LABOUR'S new regime in Glasgow has unveiled the team it hopes will retain control of the city and fend off the threat of the SNP at the next local elections.

Two months after he was elected leader of the city council and 18 months from the most significant council elections in Glasgow in 40 years, Frank McAveety has named those he will put in political charge of the various departments running everything from care to schools, bin collections and pub opening times.

It sees the promotion of several new faces and a number of others prominent under previous leader Gordon Matheson sacked or demoted. There is no role for the former council boss.

Notably, the number of female councillors at the top table has risen from one to three, while the roles within the decision-making 'executive committee' have been altered.

Mr McAveety will hope the new team will provide the launchpad for Labour to hold the council at the May 2017 local elections, with many predicting the opposition SNP will be the next administration in the city.

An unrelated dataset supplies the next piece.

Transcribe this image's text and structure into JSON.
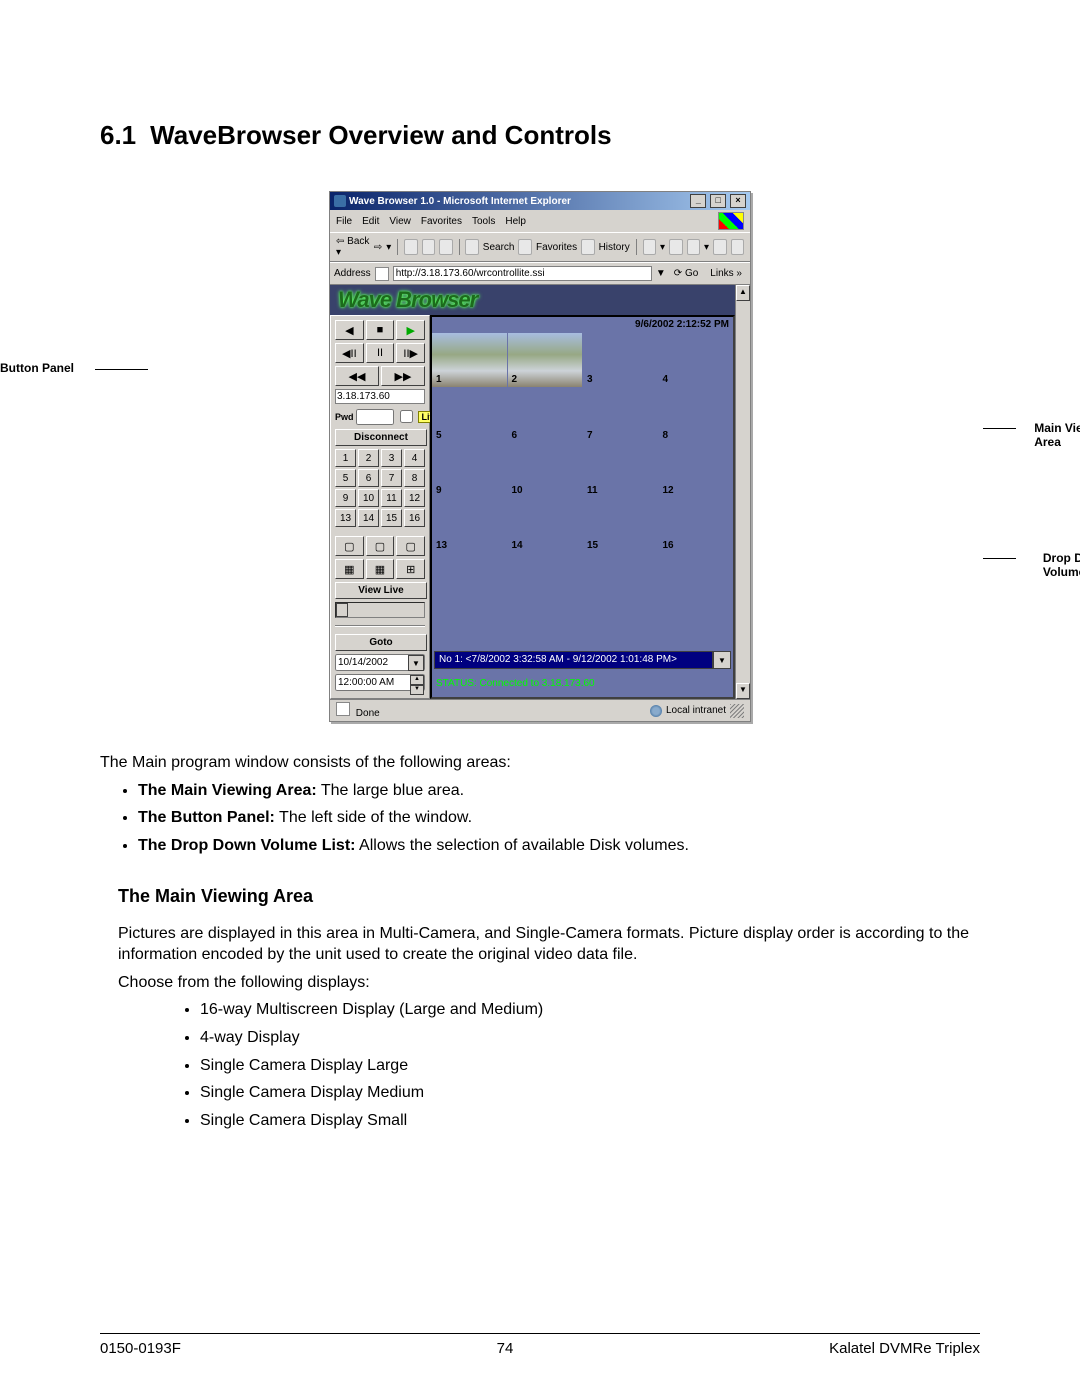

Sources close to the leadership said the new look administration was about bringing a "step change" but "retain consensus and unity" within the ruling Labour group.

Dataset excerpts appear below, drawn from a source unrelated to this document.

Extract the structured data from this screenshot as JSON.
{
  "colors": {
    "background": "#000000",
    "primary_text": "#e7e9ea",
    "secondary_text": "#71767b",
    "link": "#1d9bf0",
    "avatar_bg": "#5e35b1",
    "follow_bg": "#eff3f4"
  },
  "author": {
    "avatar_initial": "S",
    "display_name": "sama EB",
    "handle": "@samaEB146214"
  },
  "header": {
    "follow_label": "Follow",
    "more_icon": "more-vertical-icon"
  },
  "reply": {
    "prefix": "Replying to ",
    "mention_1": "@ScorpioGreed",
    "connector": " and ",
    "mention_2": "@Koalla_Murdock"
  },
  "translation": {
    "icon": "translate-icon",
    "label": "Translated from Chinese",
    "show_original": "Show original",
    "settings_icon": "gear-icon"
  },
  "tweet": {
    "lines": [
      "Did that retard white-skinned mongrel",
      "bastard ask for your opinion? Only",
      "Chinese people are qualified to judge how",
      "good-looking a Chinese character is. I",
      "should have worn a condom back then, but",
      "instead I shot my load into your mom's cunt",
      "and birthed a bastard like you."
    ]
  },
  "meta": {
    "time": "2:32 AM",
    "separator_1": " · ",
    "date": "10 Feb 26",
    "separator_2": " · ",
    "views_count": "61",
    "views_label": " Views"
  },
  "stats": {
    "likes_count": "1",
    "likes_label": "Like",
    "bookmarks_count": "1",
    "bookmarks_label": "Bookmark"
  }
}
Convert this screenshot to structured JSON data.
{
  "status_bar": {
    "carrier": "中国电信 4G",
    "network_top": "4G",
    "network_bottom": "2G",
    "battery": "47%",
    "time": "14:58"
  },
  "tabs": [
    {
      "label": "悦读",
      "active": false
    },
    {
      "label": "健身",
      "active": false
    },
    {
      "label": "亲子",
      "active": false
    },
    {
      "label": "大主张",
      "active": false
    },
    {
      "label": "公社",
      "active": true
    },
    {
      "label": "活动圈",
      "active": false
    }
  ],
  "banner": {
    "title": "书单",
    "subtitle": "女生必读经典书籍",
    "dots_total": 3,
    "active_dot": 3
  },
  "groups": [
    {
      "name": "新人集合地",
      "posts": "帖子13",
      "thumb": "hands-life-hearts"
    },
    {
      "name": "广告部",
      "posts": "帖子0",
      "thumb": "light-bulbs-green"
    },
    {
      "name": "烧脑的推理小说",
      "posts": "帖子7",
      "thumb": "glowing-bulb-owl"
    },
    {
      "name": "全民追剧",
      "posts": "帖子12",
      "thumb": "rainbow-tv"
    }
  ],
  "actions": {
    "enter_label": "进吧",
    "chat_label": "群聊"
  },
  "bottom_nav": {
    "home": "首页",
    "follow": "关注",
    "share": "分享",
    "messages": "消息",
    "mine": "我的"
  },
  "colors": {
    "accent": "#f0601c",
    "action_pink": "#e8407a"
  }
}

But in a major hint divisions remained from the summer leadership contest. One disgruntled member of the administration has described the reshuffle as "the day of the short chib".

The SNP has described the new team as a "recycled cabinet dusting off individuals who've already conspicuously failed to deliver for the city".

Expected to be confirmed within the coming days are former Lord Provost Liz Cameron in charge of Children, Families and Lifelong Learning, while east end councillor George Redmond takes on Jobs, Business and Investment.

The obvious left field choice sees fellow east end councillor Elaine McDougall put in charge of Transport, Environment and Sustainability, Martin Rhodes becomes member for Personnel and Finance remains with Paul Rooney.

Core ally of the Sarwar dynasty Soryia Siddique heads the new brief of Citizens and Community, Matt Kerr returns to social work, now called Families, Health and Social Care and former SPT chairman Alistair Watson is the group whip.

Appointments to arms-length and external bodies like SPT and City Building have yet to be confirmed, while Bill Butler remains chairman of the licensing board.

Former education convenor and leadership candidate Stephen Curran is out, while another contender for the top job, Malcolm Cunning, leaves social work for the more low-key role heading a committee on childcare.

One source said: "The promotion of female councillors to the department with the biggest budget, the largest service delivery and also the new role to help Labour retain the council in 2017 are indicative of the step change. These are some of the most important positions on the council and crucial in winning back trust for Labour."

Susan Aitken, leader of the SNP group, said: "It's taken Frank McAveety seven full weeks as leader of the council to announce his team. Is he seriously telling us this is the best that Labour has to offer the people of Glasgow?

"This is largely a recycled cabinet backing up a recycled leader, and dusting off individuals who've already conspicuously failed to deliver for the city. This is still just the face of old-style, top-down Glasgow Labour, more interested in internal battles than the outward, forward-looking politics the city needs.

"Glaswegians will give their verdict in 2017 but this reshuffle certainly doesn't look like a response to the change that people have clearly been demanding."

A spokesman for the administration said: "The new leader wants a step change, new faces and new ideas but retaining unity within the group."